Sejenak kita merenung, bertafakur, bergantinya hari beriringan dengan kepergian saudara-saudara dan sahabat-sahabat kita ke alam kubur. Satu per satu detak jantung manusia berhenti, tak kuasa manusia menahan debar jantung dan tak kuasa manusia untuk menggerakkan jantung. Kita sempat dan sering kali tak berpikir, jantung itu digerakkan dan dimatikan oleh Sang Khalik, kita menganggap itu hal biasa-biasa saja. Padahal, betapa luar biasa Allah SWT. menghidupkan jantung dan memberikan kesempatan hidup kepada manusia untuk bersyukur dengan memperbanyak amal saleh.

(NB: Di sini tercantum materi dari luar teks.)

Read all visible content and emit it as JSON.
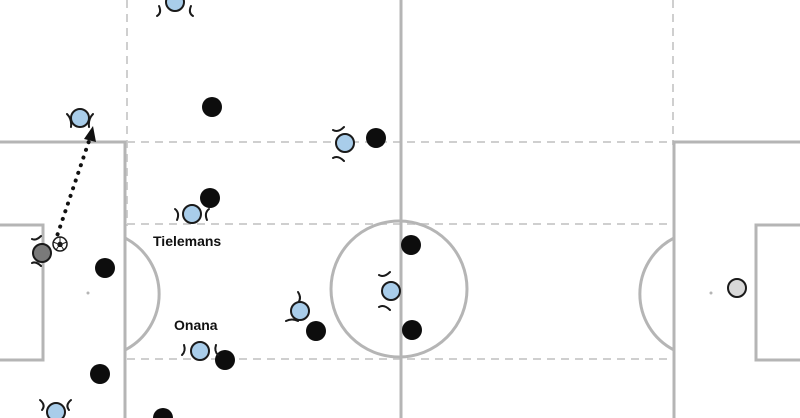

Namun, tak dipungkiri, pergantian hari dan pergerakan nadi telah banyak mendorong kita semakin mencintai dunia dengan segala isinya. Seakan-akan yang kita peroleh adalah semata hasil keringat kita, dan kita bangga dengan kemampuan yang dimiliki tanpa menyadari kita diciptakan oleh siapa ?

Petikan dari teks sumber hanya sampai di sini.